Curiosamente, o logotipo dos
450 anos remete para trás: para a
contracultura dos anos 60, para
os tempos da paz e do amor. Era
uma mentalidade que punha em
questão a depuração estética, a
frieza elegante do modernismo
clássico. A linearidade branca da
"era do jato", com seus palácios
de mármore e seus refrigeradores
imaculados, viria a ser substituída por um espírito de exuberância floral e desleixo mochileiro.
Meio sem querer, portanto, é como se o logotipo de 2004 estivesse
negando a confiança de 50 anos
atrás. Não faz mais sentido falar
em coisas como "a cidade que
mais cresce no mundo", "São
Paulo não pode parar" etc. Tenho
idade suficiente para me lembrar
desse irritante bairrismo paulistano, em que os maiores horrores
urbanos e sociais eram enaltecidos como fruto legítimo do pioneirismo da raça bandeirante.
Era absurdo; mas é desse absurdo que se fazem as celebrações
oficiais. Iludidos ou não, os paulistanos talvez tenham comemorado o quarto centenário como
algo de que se orgulhassem. A cidade de hoje não é motivo de orgulho para ninguém. A data serve
apenas como acontecimento de
mídia e como mecanismo de promoção para a prefeitura.

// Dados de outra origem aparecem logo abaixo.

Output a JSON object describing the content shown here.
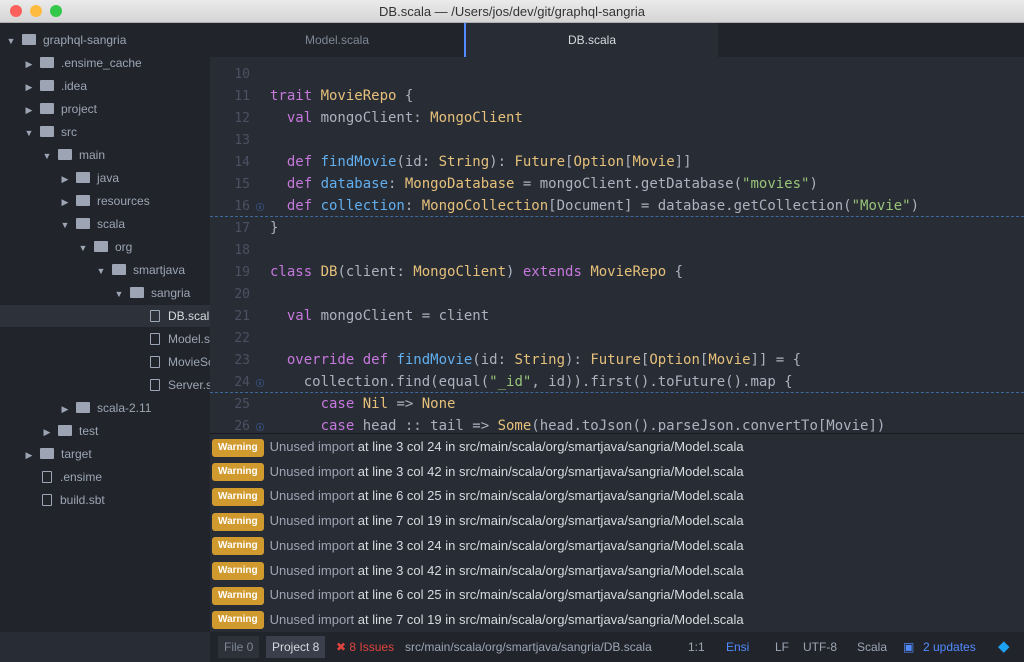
{
  "window": {
    "title": "DB.scala — /Users/jos/dev/git/graphql-sangria"
  },
  "tree": [
    {
      "label": "graphql-sangria",
      "level": 0,
      "type": "folder",
      "open": true
    },
    {
      "label": ".ensime_cache",
      "level": 1,
      "type": "folder",
      "open": false
    },
    {
      "label": ".idea",
      "level": 1,
      "type": "folder",
      "open": false
    },
    {
      "label": "project",
      "level": 1,
      "type": "folder",
      "open": false
    },
    {
      "label": "src",
      "level": 1,
      "type": "folder",
      "open": true
    },
    {
      "label": "main",
      "level": 2,
      "type": "folder",
      "open": true
    },
    {
      "label": "java",
      "level": 3,
      "type": "folder",
      "open": false
    },
    {
      "label": "resources",
      "level": 3,
      "type": "folder",
      "open": false
    },
    {
      "label": "scala",
      "level": 3,
      "type": "folder",
      "open": true
    },
    {
      "label": "org",
      "level": 4,
      "type": "folder",
      "open": true
    },
    {
      "label": "smartjava",
      "level": 5,
      "type": "folder",
      "open": true
    },
    {
      "label": "sangria",
      "level": 6,
      "type": "folder",
      "open": true
    },
    {
      "label": "DB.scala",
      "level": 7,
      "type": "file",
      "selected": true
    },
    {
      "label": "Model.scala",
      "level": 7,
      "type": "file"
    },
    {
      "label": "MovieSchema.scala",
      "level": 7,
      "type": "file"
    },
    {
      "label": "Server.scala",
      "level": 7,
      "type": "file"
    },
    {
      "label": "scala-2.11",
      "level": 3,
      "type": "folder",
      "open": false
    },
    {
      "label": "test",
      "level": 2,
      "type": "folder",
      "open": false
    },
    {
      "label": "target",
      "level": 1,
      "type": "folder",
      "open": false
    },
    {
      "label": ".ensime",
      "level": 1,
      "type": "file"
    },
    {
      "label": "build.sbt",
      "level": 1,
      "type": "file"
    }
  ],
  "tabs": [
    {
      "label": "Model.scala",
      "active": false
    },
    {
      "label": "DB.scala",
      "active": true
    }
  ],
  "code": [
    {
      "n": "10",
      "tokens": []
    },
    {
      "n": "11",
      "tokens": [
        [
          "trait ",
          "k"
        ],
        [
          "MovieRepo",
          "t"
        ],
        [
          " {",
          ""
        ]
      ]
    },
    {
      "n": "12",
      "tokens": [
        [
          "  val ",
          "k"
        ],
        [
          "mongoClient: ",
          ""
        ],
        [
          "MongoClient",
          "t"
        ]
      ]
    },
    {
      "n": "13",
      "tokens": []
    },
    {
      "n": "14",
      "tokens": [
        [
          "  def ",
          "k"
        ],
        [
          "findMovie",
          "f"
        ],
        [
          "(id: ",
          ""
        ],
        [
          "String",
          "t"
        ],
        [
          "): ",
          ""
        ],
        [
          "Future",
          "t"
        ],
        [
          "[",
          ""
        ],
        [
          "Option",
          "t"
        ],
        [
          "[",
          ""
        ],
        [
          "Movie",
          "t"
        ],
        [
          "]]",
          ""
        ]
      ]
    },
    {
      "n": "15",
      "tokens": [
        [
          "  def ",
          "k"
        ],
        [
          "database",
          "f"
        ],
        [
          ": ",
          ""
        ],
        [
          "MongoDatabase",
          "t"
        ],
        [
          " = mongoClient.getDatabase(",
          ""
        ],
        [
          "\"movies\"",
          "s"
        ],
        [
          ")",
          ""
        ]
      ]
    },
    {
      "n": "16",
      "info": true,
      "tokens": [
        [
          "  def ",
          "k"
        ],
        [
          "collection",
          "f"
        ],
        [
          ": ",
          ""
        ],
        [
          "MongoCollection",
          "t"
        ],
        [
          "[Document] = database.getCollection(",
          ""
        ],
        [
          "\"Movie\"",
          "s"
        ],
        [
          ")",
          ""
        ]
      ]
    },
    {
      "n": "17",
      "tokens": [
        [
          "}",
          ""
        ]
      ]
    },
    {
      "n": "18",
      "tokens": []
    },
    {
      "n": "19",
      "tokens": [
        [
          "class ",
          "k"
        ],
        [
          "DB",
          "t"
        ],
        [
          "(client: ",
          ""
        ],
        [
          "MongoClient",
          "t"
        ],
        [
          ") ",
          ""
        ],
        [
          "extends ",
          "k"
        ],
        [
          "MovieRepo",
          "t"
        ],
        [
          " {",
          ""
        ]
      ]
    },
    {
      "n": "20",
      "tokens": []
    },
    {
      "n": "21",
      "tokens": [
        [
          "  val ",
          "k"
        ],
        [
          "mongoClient = client",
          ""
        ]
      ]
    },
    {
      "n": "22",
      "tokens": []
    },
    {
      "n": "23",
      "tokens": [
        [
          "  override def ",
          "k"
        ],
        [
          "findMovie",
          "f"
        ],
        [
          "(id: ",
          ""
        ],
        [
          "String",
          "t"
        ],
        [
          "): ",
          ""
        ],
        [
          "Future",
          "t"
        ],
        [
          "[",
          ""
        ],
        [
          "Option",
          "t"
        ],
        [
          "[",
          ""
        ],
        [
          "Movie",
          "t"
        ],
        [
          "]] = {",
          ""
        ]
      ]
    },
    {
      "n": "24",
      "info": true,
      "tokens": [
        [
          "    collection.find(equal(",
          ""
        ],
        [
          "\"_id\"",
          "s"
        ],
        [
          ", id)).first().toFuture().map {",
          ""
        ]
      ]
    },
    {
      "n": "25",
      "tokens": [
        [
          "      case ",
          "k"
        ],
        [
          "Nil",
          "t"
        ],
        [
          " => ",
          ""
        ],
        [
          "None",
          "t"
        ]
      ]
    },
    {
      "n": "26",
      "info": true,
      "tokens": [
        [
          "      case ",
          "k"
        ],
        [
          "head :: tail => ",
          ""
        ],
        [
          "Some",
          "t"
        ],
        [
          "(head.toJson().parseJson.convertTo[Movie])",
          ""
        ]
      ]
    }
  ],
  "issues": [
    {
      "badge": "Warning",
      "msg": "Unused import",
      "loc": " at line 3 col 24 in src/main/scala/org/smartjava/sangria/Model.scala"
    },
    {
      "badge": "Warning",
      "msg": "Unused import",
      "loc": " at line 3 col 42 in src/main/scala/org/smartjava/sangria/Model.scala"
    },
    {
      "badge": "Warning",
      "msg": "Unused import",
      "loc": " at line 6 col 25 in src/main/scala/org/smartjava/sangria/Model.scala"
    },
    {
      "badge": "Warning",
      "msg": "Unused import",
      "loc": " at line 7 col 19 in src/main/scala/org/smartjava/sangria/Model.scala"
    },
    {
      "badge": "Warning",
      "msg": "Unused import",
      "loc": " at line 3 col 24 in src/main/scala/org/smartjava/sangria/Model.scala"
    },
    {
      "badge": "Warning",
      "msg": "Unused import",
      "loc": " at line 3 col 42 in src/main/scala/org/smartjava/sangria/Model.scala"
    },
    {
      "badge": "Warning",
      "msg": "Unused import",
      "loc": " at line 6 col 25 in src/main/scala/org/smartjava/sangria/Model.scala"
    },
    {
      "badge": "Warning",
      "msg": "Unused import",
      "loc": " at line 7 col 19 in src/main/scala/org/smartjava/sangria/Model.scala"
    }
  ],
  "status": {
    "file_tab": "File 0",
    "project_tab": "Project 8",
    "issues": "✖ 8 Issues",
    "path": "src/main/scala/org/smartjava/sangria/DB.scala",
    "cursor": "1:1",
    "ensime": "Ensi",
    "eol": "LF",
    "encoding": "UTF-8",
    "grammar": "Scala",
    "updates": "2 updates"
  },
  "colors": {
    "warning": "#d19a2e",
    "error": "#e0443e",
    "link": "#528bff"
  }
}
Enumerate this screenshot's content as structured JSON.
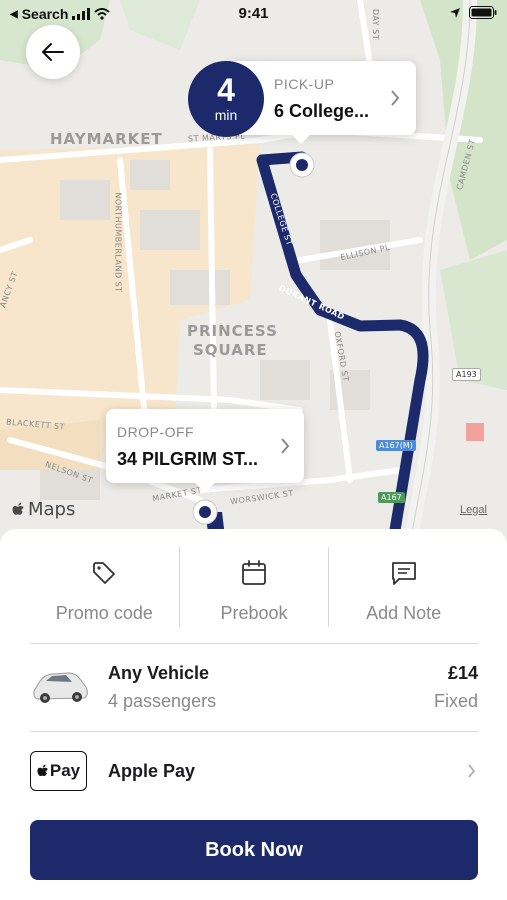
{
  "status_bar": {
    "back_app": "Search",
    "time": "9:41"
  },
  "map": {
    "districts": [
      "HAYMARKET",
      "PRINCESS",
      "SQUARE"
    ],
    "streets": [
      "ST MARYS PL",
      "NORTHUMBERLAND ST",
      "COLLEGE ST",
      "ELLISON PL",
      "DURANT ROAD",
      "OXFORD ST",
      "BLACKETT ST",
      "NELSON ST",
      "MARKET ST",
      "WORSWICK ST",
      "CAMDEN ST",
      "DAY ST",
      "ANCY ST"
    ],
    "shields": [
      "A193",
      "A167(M)",
      "A167"
    ],
    "maps_logo": "Maps",
    "legal": "Legal",
    "route_color": "#1c2a6b"
  },
  "eta": {
    "value": "4",
    "unit": "min"
  },
  "pickup": {
    "caption": "PICK-UP",
    "address": "6 College..."
  },
  "dropoff": {
    "caption": "DROP-OFF",
    "address": "34 PILGRIM ST..."
  },
  "actions": [
    {
      "label": "Promo code",
      "icon": "tag-icon"
    },
    {
      "label": "Prebook",
      "icon": "calendar-icon"
    },
    {
      "label": "Add Note",
      "icon": "note-icon"
    }
  ],
  "vehicle": {
    "name": "Any Vehicle",
    "passengers": "4 passengers",
    "price": "£14",
    "fare_type": "Fixed"
  },
  "payment": {
    "badge": "Pay",
    "label": "Apple Pay"
  },
  "book_button": "Book Now",
  "colors": {
    "brand_navy": "#1c2a6b",
    "secondary_text": "#8a8a8e"
  }
}
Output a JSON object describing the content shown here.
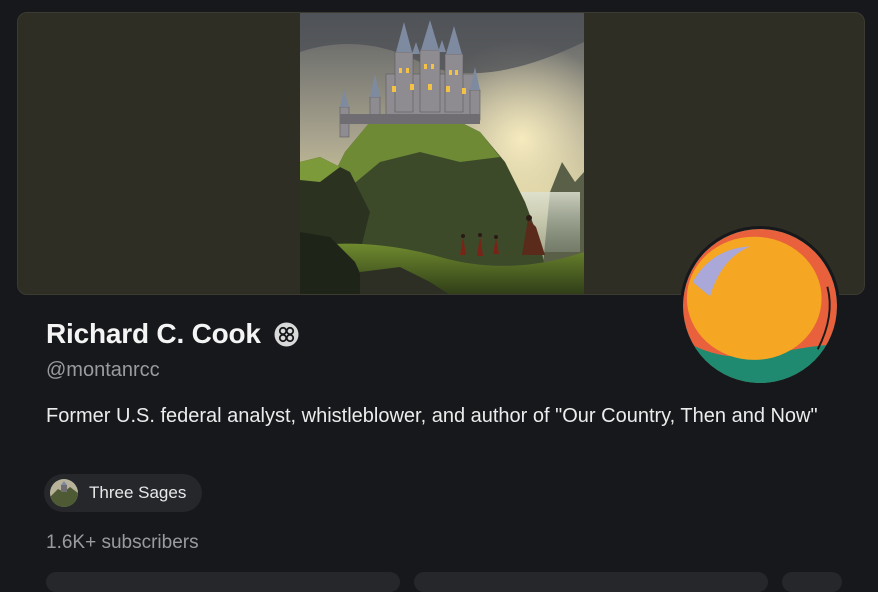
{
  "profile": {
    "name": "Richard C. Cook",
    "handle": "@montanrcc",
    "bio": "Former U.S. federal analyst, whistleblower, and author of \"Our Country, Then and Now\"",
    "subscribers": "1.6K+ subscribers",
    "badge_icon": "verified-badge-icon"
  },
  "publication": {
    "name": "Three Sages",
    "icon": "publication-thumbnail"
  },
  "colors": {
    "background": "#17181b",
    "banner": "#2e2e24",
    "chip": "#26272b",
    "muted_text": "#9a9b9e",
    "avatar_yellow": "#f5a623",
    "avatar_orange": "#e8603c",
    "avatar_teal": "#1f8a70",
    "avatar_lavender": "#a9a8d9"
  }
}
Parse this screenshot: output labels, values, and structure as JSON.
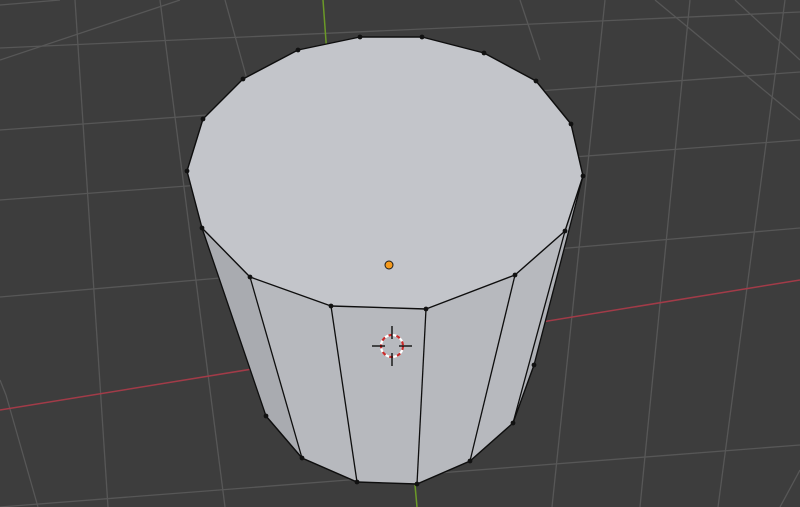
{
  "viewport": {
    "background_color": "#3d3d3d",
    "grid_color": "#575757",
    "x_axis_color": "#a23b48",
    "y_axis_color": "#6b9a27",
    "mesh": {
      "object": "cylinder",
      "mode": "edit",
      "vertex_count": 32,
      "face_color": "#c3c5ca",
      "side_face_color": "#b7b9be",
      "edge_color": "#0e0e0e",
      "vertex_color": "#111111"
    },
    "origin": {
      "icon": "object-origin-dot",
      "color": "#f59a1c"
    },
    "cursor": {
      "icon": "3d-cursor-icon",
      "ring_colors": [
        "#c92a2a",
        "#ffffff"
      ]
    }
  }
}
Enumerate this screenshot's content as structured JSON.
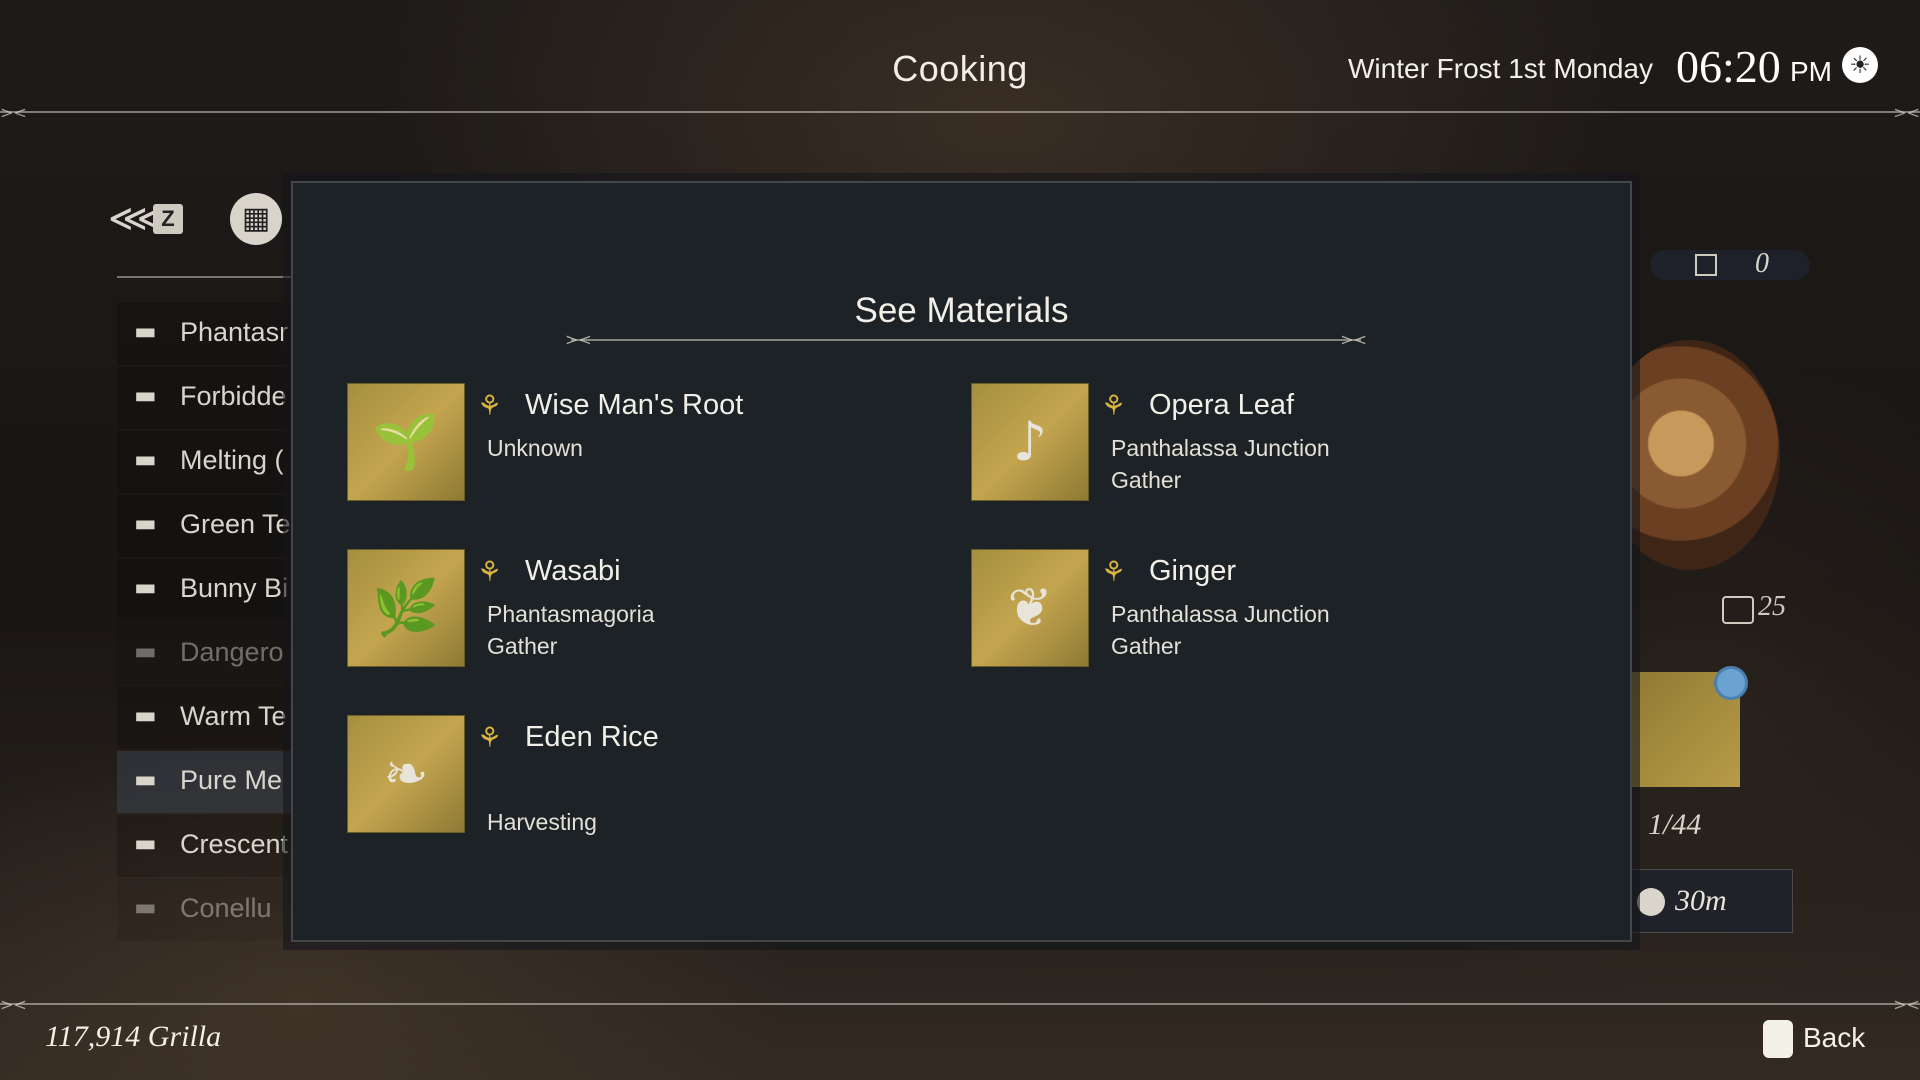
{
  "header": {
    "title": "Cooking",
    "date": "Winter Frost 1st Monday",
    "time": "06:20",
    "ampm": "PM",
    "weather_icon": "sun-icon"
  },
  "nav": {
    "back_key": "Z",
    "recipes": [
      {
        "label": "Phantasr",
        "state": "normal"
      },
      {
        "label": "Forbidde",
        "state": "normal"
      },
      {
        "label": "Melting (",
        "state": "normal"
      },
      {
        "label": "Green Te",
        "state": "normal"
      },
      {
        "label": "Bunny Bi",
        "state": "normal"
      },
      {
        "label": "Dangero",
        "state": "disabled"
      },
      {
        "label": "Warm Te",
        "state": "normal"
      },
      {
        "label": "Pure Me",
        "state": "selected"
      },
      {
        "label": "Crescent",
        "state": "normal"
      },
      {
        "label": "Conellu",
        "state": "disabled"
      }
    ]
  },
  "detail": {
    "owned": "0",
    "bubble_count": "25",
    "progress": "1/44",
    "duration": "30m"
  },
  "modal": {
    "title": "See Materials",
    "materials": [
      {
        "name": "Wise Man's Root",
        "line1": "Unknown",
        "line2": "",
        "icon": "root-icon"
      },
      {
        "name": "Opera Leaf",
        "line1": "Panthalassa Junction",
        "line2": "Gather",
        "icon": "leaf-icon"
      },
      {
        "name": "Wasabi",
        "line1": "Phantasmagoria",
        "line2": "Gather",
        "icon": "wasabi-icon"
      },
      {
        "name": "Ginger",
        "line1": "Panthalassa Junction",
        "line2": "Gather",
        "icon": "ginger-icon"
      },
      {
        "name": "Eden Rice",
        "line1": "",
        "line2": "Harvesting",
        "icon": "rice-icon"
      }
    ]
  },
  "footer": {
    "money": "117,914 Grilla",
    "back_label": "Back"
  },
  "colors": {
    "modal_bg": "#1d2227",
    "wheat_gold": "#d9b53f",
    "icon_gold": "#c4a54f"
  }
}
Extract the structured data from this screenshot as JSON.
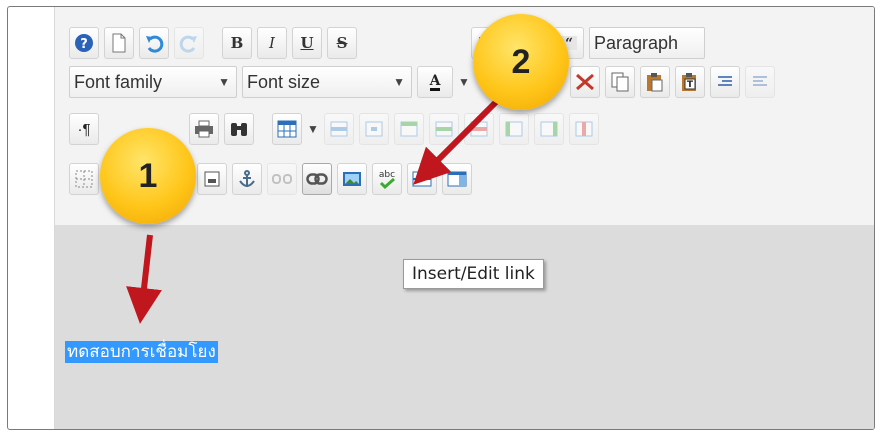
{
  "toolbar": {
    "row1": {
      "help": "help-icon",
      "new_document": "new-document-icon",
      "undo": "undo-icon",
      "redo": "redo-icon",
      "bold": "B",
      "italic": "I",
      "underline": "U",
      "strikethrough": "S",
      "align_left": "align-left-icon",
      "align_right": "align-right-icon",
      "blockquote": "blockquote-icon",
      "format_select": "Paragraph"
    },
    "row2": {
      "font_family": "Font family",
      "font_size": "Font size",
      "text_color": "A"
    },
    "row4": {
      "spellcheck": "abc"
    }
  },
  "tooltip": "Insert/Edit link",
  "content": {
    "selected_text": "ทดสอบการเชื่อมโยง"
  },
  "markers": {
    "marker1": "1",
    "marker2": "2"
  },
  "colors": {
    "selection": "#3399ff",
    "marker": "#ffc61a",
    "arrow": "#c0161d"
  }
}
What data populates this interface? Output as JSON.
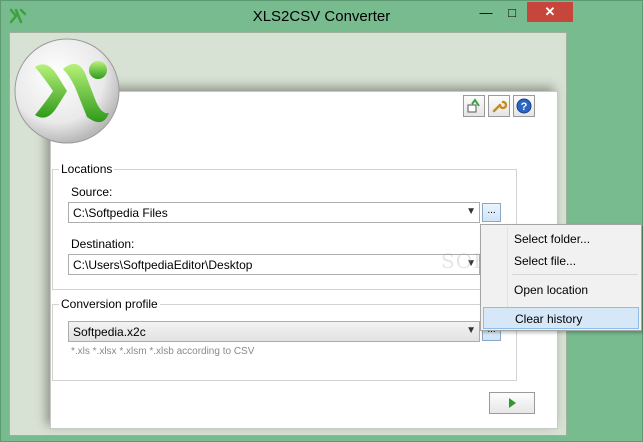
{
  "window": {
    "title": "XLS2CSV Converter",
    "accent": "#77bb8e",
    "close_color": "#c7463c"
  },
  "toolbar": {
    "icons": [
      "export-icon",
      "wrench-icon",
      "help-icon"
    ]
  },
  "locations": {
    "legend": "Locations",
    "source_label": "Source:",
    "source_value": "C:\\Softpedia Files",
    "destination_label": "Destination:",
    "destination_value": "C:\\Users\\SoftpediaEditor\\Desktop",
    "browse_label": "..."
  },
  "profile": {
    "legend": "Conversion profile",
    "value": "Softpedia.x2c",
    "hint": "*.xls *.xlsx *.xlsm *.xlsb according to CSV",
    "browse_label": "..."
  },
  "context_menu": {
    "items": [
      "Select folder...",
      "Select file...",
      "Open location",
      "Clear history"
    ],
    "selected": "Clear history"
  },
  "watermark": "SOFTPEDIA"
}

O frenesi industrial da década
de 50, a trepidação, o calor daquele tempo submetiam-se, no
símbolo do quarto centenário, a
um processo de estilização, a uma
espécie de "resfriamento" simbólico.
Hoje, pretende-se aquecer a todo custo uma efeméride que não
tem como mobilizar a população;
o "look" dos 450 anos não traduz
mais que uma euforia artificial e
sufocante. Dentro de um carro
oficial, alguma autoridade ouve
John Lennon e tenta hipnotizar-se a si mesma recitando, como
uma mandala, os números da arrecadação da taxa do lixo, os empréstimos que receberá do governo federal e os índices da última
pesquisa de intenções de voto.
Conclui, solenemente, que o sonho não acabou.
Duas correções. No artigo da semana passada, escrevi que "Kitty
Hawk" era o nome do invento dos
irmãos Wright. Na verdade, o artefato chamava-se "Flyer". Kitty
Hawk é a localidade onde ocorreu
o experimento. Em outro artigo,
escrevi a palavra "borocochô".
Custo a me convencer, mas o certo é com x.